While the initial blueprint was scant on detail, some of the key initiatives are likely to include:

  • Regulatory harmonisation across cities and regions
  • Continued connectivity of financial markets and physical infrastructure
  • Greater currency convertibility to facilitate cross-border investments and financing activities
  • Simplified IPO exit routes for GBA-domiciled companies
  • Further enhancement of the HK-SZ Stock Connect
  • Launch of R&D centres and innovation communities (e.g. Lok Ma Chau loop)
  • Amended rules to facilitate immigration and customs clearance to allow for freer flow of talent and goods within the region


While there are certainly emerging macroeconomic and geopolitical headwinds companies need to be preparing for, the long-term fundamentals around Chinese investment remain sound. Domestic consumption remains a policy priority, and proactive measures are being taken to support it. In doing so, the 400 million (and growing) middle class in China will help buffer the impact of these headwinds, and continue to create tremendous opportunities for foreign companies and investors in the GBA and beyond.

→ Practical insights: When we speak to our clients on their outlook for China, it’s clear that, despite all the current uncertainty, sentiment remains strong. Many of our clients tell us that they expect their investment activity into China to increase over the next 12 months, while most expect to do more investments specifically into Southern China as a result of GBA.


Under “One Country, Two Systems”, Hong Kong operates as a Special Administrative Region with a separate legal system, tax framework and currency which has helped position it as a leading International Finance Centre and support the flow of capital into and out of China.

Meanwhile, Shenzhen is positioned to be the ‘hotbed’ for innovation and has the added benefit of being ‘onshore’ with direct access to the domestic consumer base. Because of this, investors will increasingly invest into Shenzhen, but via Hong Kong. Furthermore, Shenzhen has been positioned as China’s onshore city to drive financial market reform and liberalisation. Increasingly, Shenzhen will be given more autonomy to drive such reform and pave the way for a freer and more dynamic economy.

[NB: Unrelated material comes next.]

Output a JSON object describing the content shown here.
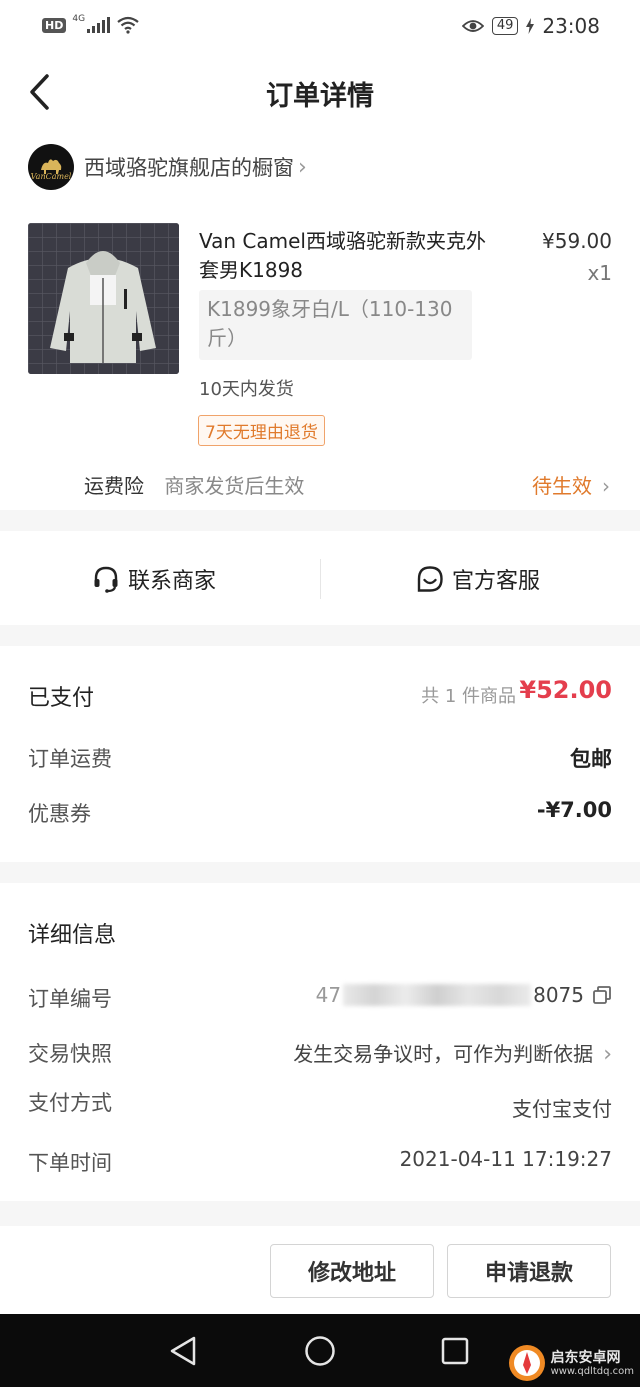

Together, Hong Kong, Shenzhen and the other cities in the GBA can complement each other and add tremendous value across the full lifecycle of investment and growth in the region.

→ Practical insights: In July 2019, Intertrust opened up an office in Shenzhen, our fourth office in Mainland China. Not only do we see the tremendous future potential of GBA, but we are already being driven by existing client demand (both inbound and outbound). We expect this trend to continue, and we want to be well positioned across the GBA with offices in Hong Kong, Guangzhou and now Shenzhen.